ABSTRACT: One of the distinguishing features of mathematics is the exceptional level of consensus among professional mathematicians. While this fact is brought up quite often, and some practical or metaphysical explanations have been suggested, I did not find in the literature sufficient analysis of what mathematicians actually agree on, how they achieve this agreement in practice, and under what conditions. The talk is therefore meant as a programmatic intervention in the hope of motivating more research into this question.

It is commonplace to say that mathematicians agree on the validity of arguments (rather than, say, their importance, elegance, or notions of truth not reducible to provability). But even if we restrict attention to the validity of arguments, mathematicians sometimes find it hard to reach agreement. This issue persists even if we exclude the problem of context (e.g. textbook, classroom, levels of expertise) and focus on research communication between experts. In practice, agreement depends on a rather intricate “negotiation”. Still, as some contemporary case studies suggest, there are cases where mathematicians fail to agree on the validity of some difficult proofs even after such process of negotiation.

To engage with this problematic, the talk will be divided into three parts.

In the first part, I will review the process of “negotiation” by which mathematicians achieve agreement about the validity of proofs. The process of isolating problematic aspects of a proof and revising them (by breaking them down into smaller components, translating them to a different “language” or modality, or arguing by analogy) most often does generate consensus. I will argue, however, that at this point a new kind of disagreement may arise: mathematicians may fail to agree whether the original proof and the re-negotiated proof are effectively the same or substantially different, and so may disagree whether the original proof is valid or not.

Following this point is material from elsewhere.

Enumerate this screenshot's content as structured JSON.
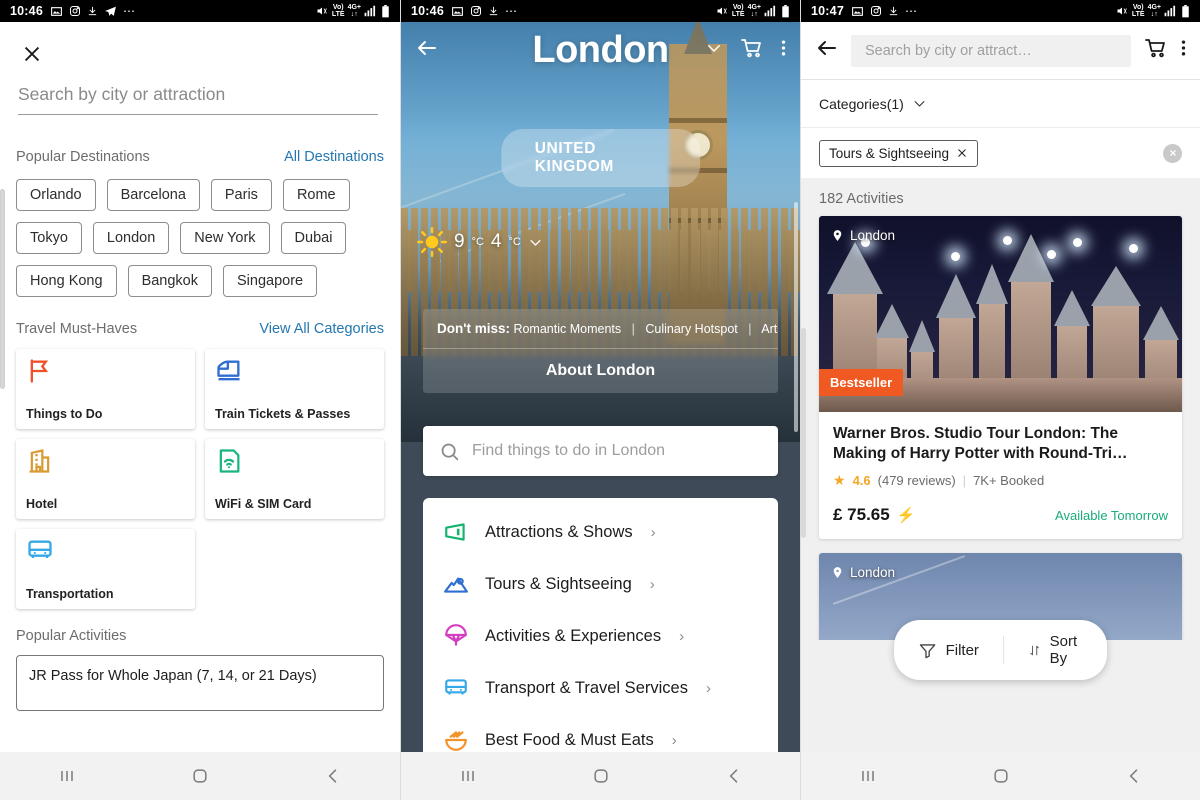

In the second part, I will briefly historicize the phenomenon of consensus. I will show that in earlier European mathematics (going as far as the early 20^{th} centuries), consensus about the validity of arguments was substantially weaker than it is today, even if we exclude the famous foundations debates. Moreover, in various other mathematical cultures, the question of consensus had different forms and objectives. This means that contemporary consensus about the validity of mathematical proofs should be explained by recent historical changes in mathematical practice.

In the final part of the talk, I will try to explain what brought about the contemporary form of mathematical consensus. Since a sharp rise in consensus concerning the validity of proof occurs in the decades around the turn of the 20^{th} century, it makes sense to explain this consensus by the concurrent logification and formalization of mathematics. However, this explanation has a major flaw: it explains a really existing phenomenon (consensus) by something that hardly ever happens (writing proofs in formal languages). I will therefore explain the ways in which aspects of formalization do enter mathematical practice so as to account for contemporary forms of mathematical consensus.